Remain confident for 2018. Key reasons being:
i. Positive consumer sentiment. Indonesia saw two consecutive monthly improvements in consumer confidence in April and May. We believe the improved sentiment and tapered inflation would help to encourage consumption of consumer discretionary goods like confectionery.
ii. YoY growth could be propped up from low base effect in 2017. Retail environment was difficult for Delfi in 2017. Consumer spending was negatively affected by the withdrawal of electricity subsidies while products were not readily available in minimarts. It has since re-organised supply chain to cater to the rise of minimarts. Moreover, it has completed the rationalisation of stock-keeping units (SKUs), which should reverse the negative trend in sales growth.
iii. Strong traction in core brands. According to management, core brands including SilverQueen, Cha Cha, Ceres and Delfi premium products have been growing at above 20% YoY. We believe it still can generate a high single-digit growth in sales even after we account for slower-moving SKUs and IDR depreciation.
iv. Currency appreciation outside Indonesia. We expect sales to grow at 3% YoY. However, appreciation of the MYR and PHP should further support topline numbers.

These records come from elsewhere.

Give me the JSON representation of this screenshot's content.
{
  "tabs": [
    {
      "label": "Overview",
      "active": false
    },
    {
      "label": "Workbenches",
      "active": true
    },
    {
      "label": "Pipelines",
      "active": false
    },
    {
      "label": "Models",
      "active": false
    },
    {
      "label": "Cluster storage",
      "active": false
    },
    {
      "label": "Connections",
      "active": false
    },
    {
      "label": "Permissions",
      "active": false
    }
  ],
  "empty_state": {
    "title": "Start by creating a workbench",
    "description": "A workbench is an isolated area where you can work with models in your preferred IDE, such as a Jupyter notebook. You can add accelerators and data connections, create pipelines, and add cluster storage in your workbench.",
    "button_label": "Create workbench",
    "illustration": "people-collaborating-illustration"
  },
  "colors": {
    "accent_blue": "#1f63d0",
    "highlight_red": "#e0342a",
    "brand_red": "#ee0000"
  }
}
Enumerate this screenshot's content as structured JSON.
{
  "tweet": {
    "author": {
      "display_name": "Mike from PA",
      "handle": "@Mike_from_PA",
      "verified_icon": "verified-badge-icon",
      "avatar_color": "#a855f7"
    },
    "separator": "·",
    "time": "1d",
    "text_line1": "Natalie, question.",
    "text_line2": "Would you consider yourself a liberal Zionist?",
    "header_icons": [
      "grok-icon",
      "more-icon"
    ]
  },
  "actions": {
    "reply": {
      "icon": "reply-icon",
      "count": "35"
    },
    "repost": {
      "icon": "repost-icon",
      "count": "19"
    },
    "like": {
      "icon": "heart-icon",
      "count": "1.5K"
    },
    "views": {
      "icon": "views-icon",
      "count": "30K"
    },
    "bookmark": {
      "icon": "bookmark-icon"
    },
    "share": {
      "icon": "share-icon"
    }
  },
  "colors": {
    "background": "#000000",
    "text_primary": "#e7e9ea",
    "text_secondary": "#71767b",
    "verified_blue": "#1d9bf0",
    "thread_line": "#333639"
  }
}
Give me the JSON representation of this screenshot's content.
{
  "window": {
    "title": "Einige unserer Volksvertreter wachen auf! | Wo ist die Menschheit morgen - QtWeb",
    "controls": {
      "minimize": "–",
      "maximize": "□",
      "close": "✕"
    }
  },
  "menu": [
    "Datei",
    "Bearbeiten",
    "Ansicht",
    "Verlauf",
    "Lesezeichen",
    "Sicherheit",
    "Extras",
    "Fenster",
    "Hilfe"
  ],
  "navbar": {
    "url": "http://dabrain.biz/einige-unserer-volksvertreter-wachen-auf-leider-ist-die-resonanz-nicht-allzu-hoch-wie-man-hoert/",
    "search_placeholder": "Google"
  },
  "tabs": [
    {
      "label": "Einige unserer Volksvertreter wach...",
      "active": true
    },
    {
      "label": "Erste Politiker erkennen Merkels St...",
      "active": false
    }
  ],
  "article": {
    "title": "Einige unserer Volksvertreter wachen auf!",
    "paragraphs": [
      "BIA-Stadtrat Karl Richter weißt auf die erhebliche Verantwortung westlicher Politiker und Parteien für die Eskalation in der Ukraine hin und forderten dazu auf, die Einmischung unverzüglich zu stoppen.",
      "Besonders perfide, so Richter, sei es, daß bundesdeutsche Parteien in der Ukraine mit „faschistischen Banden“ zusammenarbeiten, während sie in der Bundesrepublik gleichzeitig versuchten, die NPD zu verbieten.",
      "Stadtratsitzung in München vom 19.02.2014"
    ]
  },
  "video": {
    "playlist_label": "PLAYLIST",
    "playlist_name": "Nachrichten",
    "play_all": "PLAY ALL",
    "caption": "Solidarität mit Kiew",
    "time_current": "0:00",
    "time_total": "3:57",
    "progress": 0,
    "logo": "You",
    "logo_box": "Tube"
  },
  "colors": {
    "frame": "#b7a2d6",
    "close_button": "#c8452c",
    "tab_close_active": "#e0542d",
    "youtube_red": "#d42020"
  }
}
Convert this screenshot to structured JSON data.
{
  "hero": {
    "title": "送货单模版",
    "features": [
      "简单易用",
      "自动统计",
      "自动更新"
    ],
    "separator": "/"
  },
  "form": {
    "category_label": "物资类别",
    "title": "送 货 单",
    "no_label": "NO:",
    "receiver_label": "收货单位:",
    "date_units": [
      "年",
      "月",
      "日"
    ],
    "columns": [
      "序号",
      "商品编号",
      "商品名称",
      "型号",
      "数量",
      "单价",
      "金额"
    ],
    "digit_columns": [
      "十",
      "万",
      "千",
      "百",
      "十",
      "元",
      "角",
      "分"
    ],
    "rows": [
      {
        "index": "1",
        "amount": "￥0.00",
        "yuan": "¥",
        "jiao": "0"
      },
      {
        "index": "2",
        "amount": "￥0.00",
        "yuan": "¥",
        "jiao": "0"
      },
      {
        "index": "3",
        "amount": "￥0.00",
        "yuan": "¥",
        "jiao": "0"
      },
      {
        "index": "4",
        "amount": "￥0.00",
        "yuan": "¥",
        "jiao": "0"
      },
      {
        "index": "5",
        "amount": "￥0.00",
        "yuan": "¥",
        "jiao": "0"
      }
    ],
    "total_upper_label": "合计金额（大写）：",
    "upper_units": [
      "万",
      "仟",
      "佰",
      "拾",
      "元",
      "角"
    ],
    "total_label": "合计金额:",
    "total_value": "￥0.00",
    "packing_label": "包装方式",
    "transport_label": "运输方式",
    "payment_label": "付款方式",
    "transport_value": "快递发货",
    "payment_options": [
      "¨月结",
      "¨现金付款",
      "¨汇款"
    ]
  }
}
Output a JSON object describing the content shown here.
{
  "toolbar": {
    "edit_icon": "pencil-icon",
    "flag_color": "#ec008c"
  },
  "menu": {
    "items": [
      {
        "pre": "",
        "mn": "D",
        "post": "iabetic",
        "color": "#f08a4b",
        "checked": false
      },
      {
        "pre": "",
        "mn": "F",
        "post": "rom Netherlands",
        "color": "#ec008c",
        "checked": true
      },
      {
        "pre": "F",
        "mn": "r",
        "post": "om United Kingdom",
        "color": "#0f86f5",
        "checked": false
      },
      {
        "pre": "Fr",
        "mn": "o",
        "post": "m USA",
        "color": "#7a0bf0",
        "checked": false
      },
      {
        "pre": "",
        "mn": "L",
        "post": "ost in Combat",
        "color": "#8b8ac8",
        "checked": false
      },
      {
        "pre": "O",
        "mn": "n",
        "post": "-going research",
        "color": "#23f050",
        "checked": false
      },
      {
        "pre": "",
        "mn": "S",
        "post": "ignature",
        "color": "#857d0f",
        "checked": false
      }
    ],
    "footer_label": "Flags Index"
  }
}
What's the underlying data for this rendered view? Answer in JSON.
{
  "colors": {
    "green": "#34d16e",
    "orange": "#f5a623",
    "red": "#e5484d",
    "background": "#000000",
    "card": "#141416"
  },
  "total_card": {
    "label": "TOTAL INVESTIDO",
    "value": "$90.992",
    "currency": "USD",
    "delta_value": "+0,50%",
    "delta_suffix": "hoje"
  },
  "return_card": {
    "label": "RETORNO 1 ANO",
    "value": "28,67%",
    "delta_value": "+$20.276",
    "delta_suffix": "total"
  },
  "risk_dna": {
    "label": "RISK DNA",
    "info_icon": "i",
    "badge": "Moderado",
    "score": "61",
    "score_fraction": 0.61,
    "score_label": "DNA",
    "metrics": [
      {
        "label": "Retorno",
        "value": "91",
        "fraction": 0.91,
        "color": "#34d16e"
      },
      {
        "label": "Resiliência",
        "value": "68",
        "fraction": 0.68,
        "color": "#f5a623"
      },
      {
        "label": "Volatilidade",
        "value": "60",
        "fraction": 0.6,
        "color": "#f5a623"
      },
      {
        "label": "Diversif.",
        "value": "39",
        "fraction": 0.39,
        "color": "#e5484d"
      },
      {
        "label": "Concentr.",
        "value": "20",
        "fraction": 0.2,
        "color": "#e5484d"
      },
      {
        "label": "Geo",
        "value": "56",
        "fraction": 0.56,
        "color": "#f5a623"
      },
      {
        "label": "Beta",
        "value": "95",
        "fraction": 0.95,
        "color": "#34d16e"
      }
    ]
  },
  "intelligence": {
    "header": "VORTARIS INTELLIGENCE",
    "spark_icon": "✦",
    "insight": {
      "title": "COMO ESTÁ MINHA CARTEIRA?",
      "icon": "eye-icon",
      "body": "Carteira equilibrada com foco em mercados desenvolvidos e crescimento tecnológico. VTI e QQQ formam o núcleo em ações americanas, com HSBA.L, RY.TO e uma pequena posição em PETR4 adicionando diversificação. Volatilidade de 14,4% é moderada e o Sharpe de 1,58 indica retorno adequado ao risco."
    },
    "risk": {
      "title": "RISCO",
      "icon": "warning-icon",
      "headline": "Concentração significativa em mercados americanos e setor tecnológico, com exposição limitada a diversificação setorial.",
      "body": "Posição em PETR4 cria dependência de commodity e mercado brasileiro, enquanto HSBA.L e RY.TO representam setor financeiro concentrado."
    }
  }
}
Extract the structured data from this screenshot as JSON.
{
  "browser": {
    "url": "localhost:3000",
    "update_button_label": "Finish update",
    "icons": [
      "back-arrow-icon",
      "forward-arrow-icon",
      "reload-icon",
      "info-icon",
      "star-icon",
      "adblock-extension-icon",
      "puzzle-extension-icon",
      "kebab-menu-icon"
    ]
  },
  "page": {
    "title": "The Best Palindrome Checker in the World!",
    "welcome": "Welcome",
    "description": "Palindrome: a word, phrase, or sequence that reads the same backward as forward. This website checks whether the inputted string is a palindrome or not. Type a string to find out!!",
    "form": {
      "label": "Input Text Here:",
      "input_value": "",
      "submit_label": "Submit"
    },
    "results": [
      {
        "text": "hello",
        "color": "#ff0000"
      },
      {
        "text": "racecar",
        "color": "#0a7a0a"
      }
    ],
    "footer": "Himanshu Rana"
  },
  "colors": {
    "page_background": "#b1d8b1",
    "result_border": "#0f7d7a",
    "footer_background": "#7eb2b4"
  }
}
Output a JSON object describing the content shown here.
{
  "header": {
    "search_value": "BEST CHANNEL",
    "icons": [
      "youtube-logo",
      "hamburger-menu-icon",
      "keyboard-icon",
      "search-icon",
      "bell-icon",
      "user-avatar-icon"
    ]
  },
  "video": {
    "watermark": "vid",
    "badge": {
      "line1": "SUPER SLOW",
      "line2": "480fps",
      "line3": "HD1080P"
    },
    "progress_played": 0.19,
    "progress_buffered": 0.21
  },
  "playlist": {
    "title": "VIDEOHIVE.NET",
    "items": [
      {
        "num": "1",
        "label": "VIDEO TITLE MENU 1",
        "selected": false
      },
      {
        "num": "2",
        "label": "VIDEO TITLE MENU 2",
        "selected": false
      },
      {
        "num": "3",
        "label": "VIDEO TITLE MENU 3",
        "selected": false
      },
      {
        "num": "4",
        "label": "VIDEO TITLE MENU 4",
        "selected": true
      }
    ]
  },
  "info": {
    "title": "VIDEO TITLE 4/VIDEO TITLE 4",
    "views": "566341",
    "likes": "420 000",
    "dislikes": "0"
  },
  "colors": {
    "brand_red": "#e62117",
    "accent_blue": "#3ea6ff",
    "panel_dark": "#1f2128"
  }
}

Value emerging. Upgrade to BUY. We think valuation is attractive, as it has come down to 27x FY18F P/E. Historically, it traded at an average of 35x historical P/E. Valuation is also undemanding compared to other consumer companies in Indonesia and Philippines (average: 34x P/E). Delfi is trading close to a 5-year low of SGD1.28.
Nonetheless, we think cocoa prices are still manageable due to Delfi’s forward purchase programme. We note that current prices are still below 2016 levels and it was able to generate a decent gross margin of >30% in 2016. The rise in cocoa prices could also be partially offset by lower sugar and palm oil prices.